At the beginning of the meeting, Rabbi Guigu said the traditional blessing Jews recite upon seeing a non-Jewish king. The delegation told the king that they acknowledge and appreciate his calling for the meeting, and his declaration that he is unequivocally standing alongside the Jew’s of his country. They also expressed appreciation for the great efforts he is making to give a sense of security to the Belgian Jews.
The King informed them that only a month and a half previous to their meeting, he had specifically gone to view the Auschwitz extermination camp, in order to understand their feelings. He explained that his door would be open at any time to the community and he would always be ready to lend an ear to assist them.
During the conversation, the Prime Minister promised that the budget will include over 4.5 million Euros to increase security at Jewish areas, as well as protection against guns and bombs in all the synagogues in Antwerp, which would also include armored doors and windows.

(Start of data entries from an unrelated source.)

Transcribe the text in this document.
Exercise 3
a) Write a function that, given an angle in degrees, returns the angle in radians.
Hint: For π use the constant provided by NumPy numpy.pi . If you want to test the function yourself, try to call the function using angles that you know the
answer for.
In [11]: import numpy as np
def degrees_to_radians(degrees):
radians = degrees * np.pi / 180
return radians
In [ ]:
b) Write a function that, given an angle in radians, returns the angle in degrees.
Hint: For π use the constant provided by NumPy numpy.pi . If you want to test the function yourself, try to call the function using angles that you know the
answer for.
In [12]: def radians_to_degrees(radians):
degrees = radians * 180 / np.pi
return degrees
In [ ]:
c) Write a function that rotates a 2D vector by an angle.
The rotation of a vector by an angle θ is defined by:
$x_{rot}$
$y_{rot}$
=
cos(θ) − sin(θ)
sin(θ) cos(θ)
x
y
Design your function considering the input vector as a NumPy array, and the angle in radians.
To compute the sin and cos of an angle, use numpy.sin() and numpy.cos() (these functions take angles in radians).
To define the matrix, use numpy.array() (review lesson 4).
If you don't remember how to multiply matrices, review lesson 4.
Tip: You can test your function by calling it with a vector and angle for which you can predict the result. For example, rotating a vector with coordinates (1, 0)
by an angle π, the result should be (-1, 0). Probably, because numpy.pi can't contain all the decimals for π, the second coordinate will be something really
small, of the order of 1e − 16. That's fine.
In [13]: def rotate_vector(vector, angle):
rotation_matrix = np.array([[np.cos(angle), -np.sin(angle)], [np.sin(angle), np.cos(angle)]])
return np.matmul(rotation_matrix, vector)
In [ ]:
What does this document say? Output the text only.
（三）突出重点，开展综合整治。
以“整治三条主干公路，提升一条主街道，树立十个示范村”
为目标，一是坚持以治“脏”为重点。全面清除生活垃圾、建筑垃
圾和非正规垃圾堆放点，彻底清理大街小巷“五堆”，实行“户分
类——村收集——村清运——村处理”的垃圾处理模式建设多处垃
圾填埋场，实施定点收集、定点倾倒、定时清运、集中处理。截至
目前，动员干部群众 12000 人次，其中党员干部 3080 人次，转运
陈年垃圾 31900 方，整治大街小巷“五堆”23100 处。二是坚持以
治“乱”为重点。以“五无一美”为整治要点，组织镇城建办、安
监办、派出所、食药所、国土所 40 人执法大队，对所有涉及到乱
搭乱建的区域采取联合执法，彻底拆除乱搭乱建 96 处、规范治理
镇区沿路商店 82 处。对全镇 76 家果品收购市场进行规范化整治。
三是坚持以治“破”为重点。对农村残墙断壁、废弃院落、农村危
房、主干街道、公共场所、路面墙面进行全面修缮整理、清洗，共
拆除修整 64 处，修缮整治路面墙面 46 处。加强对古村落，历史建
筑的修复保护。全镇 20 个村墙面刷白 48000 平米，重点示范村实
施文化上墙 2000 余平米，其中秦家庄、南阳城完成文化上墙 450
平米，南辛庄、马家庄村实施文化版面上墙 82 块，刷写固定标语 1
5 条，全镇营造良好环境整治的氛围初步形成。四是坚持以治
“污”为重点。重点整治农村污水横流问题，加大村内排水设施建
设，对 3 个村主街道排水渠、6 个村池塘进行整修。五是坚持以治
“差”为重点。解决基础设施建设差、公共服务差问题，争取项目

It should be noted that last November, King Philippe visited the Jewish Museum in Brussels in a show of support for the Jewish community and the relatives of four people killed in a gun attack there in May. The king’s hour-long visit to the museum was a “clear signal to the Jewish Museum, to the victims of the May 24 attack and their relatives, and to the Belgian Jewish community as a whole,” a palace spokesman told AFP.